"A separação"
Anselmo e Adriana tinham enfim concluído que não havia outra opção senão seguir cada um o seu rumo.
Prolongaram o sacrifício de manter um casamento de aparência por amor de Andreia... porém esta crescera, estava em plena adolescência e decerto já conseguia entender a diferença e amor e amizade.
Crescera feliz, sem suspeitar dos conflitos entre os pais.
Tudo ajustado entre eles, havia agora que encontrar a forma de dizer-lhe da resolução tomada, sem que nem a figura paterna nem materna descessem na sua consideração, pois que, pedras basilares da formação de todo o indivíduo, tanto custara aos dois manterem-se juntos, afim de que cimentarem a personalidade do ser inocente e puro que em amor deram ao mundo.
Num sábado de sossego, Anselmo sentou-se num dos cantos do sofá, baixou o som do sempre presente televisor e acenou a Andreia, que ia passando, despreocupada.
A menina sentou-se a seu lado, descontraída mas com ar inquiridor.
- O que é tu tens, pai? Que ar de preocupação é esse?
- Sabes, filha? Preciso falar contigo. De um assunto muito sério.
A menina virou-se mais para ele, cruzou uma das pernas sob o corpo e colocou-lhe a mão no braço
- Vá lá, desembucha! Que se passa?
- Filha, sinceramente, nem sei por onde começar.
- Bem, é melhor deixares-te de rodeios e ires directo ao assunto!
- Filha, sei que sei vai ser doloroso para ti, mas eu e a tua mãe resolvemos separar-nos.
- Separar-se, pai?!
- Sim, filha. Já tens onze aninhos, és uma menina inteligente e de certeza já notaste que os teus pais são bons amigos. Apenas bons amigos. E que só com amizade, não existindo amor, não podemos ser felizes.
Lágrimas afloraram aos olhos da menina, que balbuciou, o peitinho tentando conter os soluços:
- Então porque não se separam antes de eu nascer?!
- Filha, se soubéssemos que o nosso amor acabava, não teríamos casado.
Os soluços soltaram-se, as lágrimas rolaram
- E nem pensaram em mim?! Como querem que aceite ver os meus pais separados?! E a vergonha que vou sentir na escola?
E se amanhã outro homem tomar o teu lugar junto da mãe ou outra mulher ocupar junto de ti o lugar dela?!
- Entendo o que tu sentes.
Mas peço-te que entendas o nosso ponto de vista. Estamos cansados deste viver-de-faz-conta. Mantivemo-nos juntos para que crescesses com uma bonita imagem nossa. Tentámos tudo para te não dar este desgosto Agora pedimos-te que nos ajudes tu a ser mais felizes.
- Mas pai!... Porque não se separaram então quando eu era mais nova? Não teria a noção das coisas. Não me faria doer tanto este sentimento.
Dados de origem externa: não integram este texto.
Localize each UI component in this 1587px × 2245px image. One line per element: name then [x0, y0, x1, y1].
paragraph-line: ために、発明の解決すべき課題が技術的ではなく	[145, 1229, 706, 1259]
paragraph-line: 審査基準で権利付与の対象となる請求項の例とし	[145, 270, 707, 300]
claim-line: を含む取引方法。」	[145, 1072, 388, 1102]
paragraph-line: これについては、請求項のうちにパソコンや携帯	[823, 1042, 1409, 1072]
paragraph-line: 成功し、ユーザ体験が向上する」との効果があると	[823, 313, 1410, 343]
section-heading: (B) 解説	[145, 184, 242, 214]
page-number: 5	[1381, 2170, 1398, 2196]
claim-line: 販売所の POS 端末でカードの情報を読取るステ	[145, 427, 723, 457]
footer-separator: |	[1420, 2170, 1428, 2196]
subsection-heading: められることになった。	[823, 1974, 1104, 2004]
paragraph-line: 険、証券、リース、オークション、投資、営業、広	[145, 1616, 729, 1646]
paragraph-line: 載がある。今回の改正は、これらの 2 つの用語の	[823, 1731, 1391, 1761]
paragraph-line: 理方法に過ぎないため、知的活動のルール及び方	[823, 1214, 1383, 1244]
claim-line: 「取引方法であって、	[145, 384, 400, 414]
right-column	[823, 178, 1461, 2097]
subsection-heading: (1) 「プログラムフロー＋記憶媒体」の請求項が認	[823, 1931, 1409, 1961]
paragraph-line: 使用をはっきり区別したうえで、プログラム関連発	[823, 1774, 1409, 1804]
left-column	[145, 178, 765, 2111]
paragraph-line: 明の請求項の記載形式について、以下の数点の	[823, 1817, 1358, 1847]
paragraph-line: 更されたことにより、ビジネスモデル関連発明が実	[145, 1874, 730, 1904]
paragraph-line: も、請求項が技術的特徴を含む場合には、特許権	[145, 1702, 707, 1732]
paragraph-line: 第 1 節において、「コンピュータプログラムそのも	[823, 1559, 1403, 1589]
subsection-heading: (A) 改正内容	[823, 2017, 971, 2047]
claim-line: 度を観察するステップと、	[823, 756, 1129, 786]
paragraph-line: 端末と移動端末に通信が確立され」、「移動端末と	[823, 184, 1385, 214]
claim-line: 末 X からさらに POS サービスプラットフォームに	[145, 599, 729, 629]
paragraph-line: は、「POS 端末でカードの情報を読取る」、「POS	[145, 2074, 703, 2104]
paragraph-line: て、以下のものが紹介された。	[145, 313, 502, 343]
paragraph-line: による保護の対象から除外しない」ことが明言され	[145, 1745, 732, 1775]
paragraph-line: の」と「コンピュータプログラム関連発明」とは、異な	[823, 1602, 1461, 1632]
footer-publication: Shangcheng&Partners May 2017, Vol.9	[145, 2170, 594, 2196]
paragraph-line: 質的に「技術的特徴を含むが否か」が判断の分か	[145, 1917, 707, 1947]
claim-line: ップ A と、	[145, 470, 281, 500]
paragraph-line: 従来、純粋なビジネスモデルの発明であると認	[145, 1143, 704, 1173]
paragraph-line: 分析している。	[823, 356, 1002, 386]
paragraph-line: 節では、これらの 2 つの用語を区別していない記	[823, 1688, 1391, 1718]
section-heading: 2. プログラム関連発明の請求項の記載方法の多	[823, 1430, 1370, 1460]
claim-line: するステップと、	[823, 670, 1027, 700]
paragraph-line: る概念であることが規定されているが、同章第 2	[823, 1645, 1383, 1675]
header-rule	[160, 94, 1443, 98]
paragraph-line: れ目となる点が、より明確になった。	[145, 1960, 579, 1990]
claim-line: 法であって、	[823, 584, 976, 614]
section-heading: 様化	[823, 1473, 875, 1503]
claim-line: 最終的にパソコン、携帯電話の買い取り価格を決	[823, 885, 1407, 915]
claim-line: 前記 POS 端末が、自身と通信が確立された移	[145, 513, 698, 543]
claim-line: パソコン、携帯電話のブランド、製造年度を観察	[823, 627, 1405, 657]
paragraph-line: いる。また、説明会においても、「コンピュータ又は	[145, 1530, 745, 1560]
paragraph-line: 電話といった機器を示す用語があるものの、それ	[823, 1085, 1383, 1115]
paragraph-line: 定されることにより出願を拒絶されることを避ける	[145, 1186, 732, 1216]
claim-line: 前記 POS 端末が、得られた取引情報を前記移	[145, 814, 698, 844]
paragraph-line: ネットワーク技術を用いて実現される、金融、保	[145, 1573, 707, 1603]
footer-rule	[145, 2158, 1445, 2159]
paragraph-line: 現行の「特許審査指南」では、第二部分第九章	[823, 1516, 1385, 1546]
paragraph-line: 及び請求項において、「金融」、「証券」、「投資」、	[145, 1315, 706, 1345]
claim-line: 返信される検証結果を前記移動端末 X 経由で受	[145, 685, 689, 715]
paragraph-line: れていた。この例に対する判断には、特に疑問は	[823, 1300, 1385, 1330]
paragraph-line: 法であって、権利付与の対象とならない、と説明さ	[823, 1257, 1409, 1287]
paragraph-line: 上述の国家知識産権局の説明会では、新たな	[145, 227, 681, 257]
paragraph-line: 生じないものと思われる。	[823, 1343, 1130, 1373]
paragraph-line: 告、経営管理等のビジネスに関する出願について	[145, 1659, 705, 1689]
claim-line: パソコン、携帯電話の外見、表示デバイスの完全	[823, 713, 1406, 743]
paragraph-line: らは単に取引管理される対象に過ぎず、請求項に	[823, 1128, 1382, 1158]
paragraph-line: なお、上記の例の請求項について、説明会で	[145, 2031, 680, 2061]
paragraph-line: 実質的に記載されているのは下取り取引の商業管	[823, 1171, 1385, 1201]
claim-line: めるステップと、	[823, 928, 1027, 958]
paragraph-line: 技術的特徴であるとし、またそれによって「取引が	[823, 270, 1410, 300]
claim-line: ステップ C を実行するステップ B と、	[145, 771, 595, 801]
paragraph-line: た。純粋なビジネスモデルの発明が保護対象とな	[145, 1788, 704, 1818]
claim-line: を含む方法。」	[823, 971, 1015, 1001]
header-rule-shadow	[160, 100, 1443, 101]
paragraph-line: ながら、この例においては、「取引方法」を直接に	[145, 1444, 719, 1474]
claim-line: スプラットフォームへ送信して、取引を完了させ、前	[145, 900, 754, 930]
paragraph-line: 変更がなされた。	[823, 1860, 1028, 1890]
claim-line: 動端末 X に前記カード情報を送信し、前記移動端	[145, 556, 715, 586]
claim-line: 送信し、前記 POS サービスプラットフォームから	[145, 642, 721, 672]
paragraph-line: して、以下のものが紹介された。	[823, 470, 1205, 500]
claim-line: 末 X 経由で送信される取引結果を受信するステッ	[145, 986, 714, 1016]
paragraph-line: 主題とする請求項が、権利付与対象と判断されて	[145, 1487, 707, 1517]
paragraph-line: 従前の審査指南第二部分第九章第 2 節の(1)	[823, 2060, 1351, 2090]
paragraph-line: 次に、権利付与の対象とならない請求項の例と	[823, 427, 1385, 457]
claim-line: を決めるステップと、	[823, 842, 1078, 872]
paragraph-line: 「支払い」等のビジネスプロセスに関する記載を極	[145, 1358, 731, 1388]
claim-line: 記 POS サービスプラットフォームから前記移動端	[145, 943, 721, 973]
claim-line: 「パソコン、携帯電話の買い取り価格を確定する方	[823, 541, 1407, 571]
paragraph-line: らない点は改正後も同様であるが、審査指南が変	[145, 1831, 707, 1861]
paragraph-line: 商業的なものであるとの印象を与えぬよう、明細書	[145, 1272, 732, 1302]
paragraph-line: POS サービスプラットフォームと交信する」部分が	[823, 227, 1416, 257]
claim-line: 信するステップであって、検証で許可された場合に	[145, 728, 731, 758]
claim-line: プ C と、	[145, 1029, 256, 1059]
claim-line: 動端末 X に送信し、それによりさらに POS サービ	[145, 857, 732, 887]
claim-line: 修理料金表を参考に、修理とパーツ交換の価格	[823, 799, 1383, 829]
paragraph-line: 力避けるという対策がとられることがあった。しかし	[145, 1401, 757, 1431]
Acharia tudo mais natural...
- Sim, isso é certo. Mas nós tudo tentámos para salvar o nosso casamento, evitar a separação.
Agora estamos cansados deste pesadelo. Há muito que o nosso amor acabou.
Porém tu és a consequência bonita desse amor que existiu e há-de existir sempre, de mim e de tua mãe, que há-de ser eterno, através do sangue que corre nas tuas veias.
A menina deixou a cabeça escorregar no peito no pai, foi a pouco aninhando-se no seu colo.
De olhos abertos no vazio, falou baixinho:
- Bem que eu sentia algo estranho! Via-vos alheios e tristes.
Nunca vos vi abraçados, a darem beijos, como nos filmes...
Acho que te percebo: se vocês se separarem poderemos ser os três mais felizes...
Anselmo não pode conter mais as lágrimas, que enfim lhe aliviavam o peito.
Abraçou a sua menina, beijava-lhe os cabelos, enquanto lhe dizia baixinho:
- Minha filhinha querida! Eu sabia que ias entender. Eu sabia que podia contigo para nos ajudares a libertar-nos deste tormento que temos vivido.
Com a tua ajuda, alcançaremos a felicidade com que tanto sonhámos!
E ficaram muito tempo, confortando-se um ao outro, no silêncio da tarde, partilhando a sorte que lhes coubera, aceitando-a por fim, mais unidos que nunca.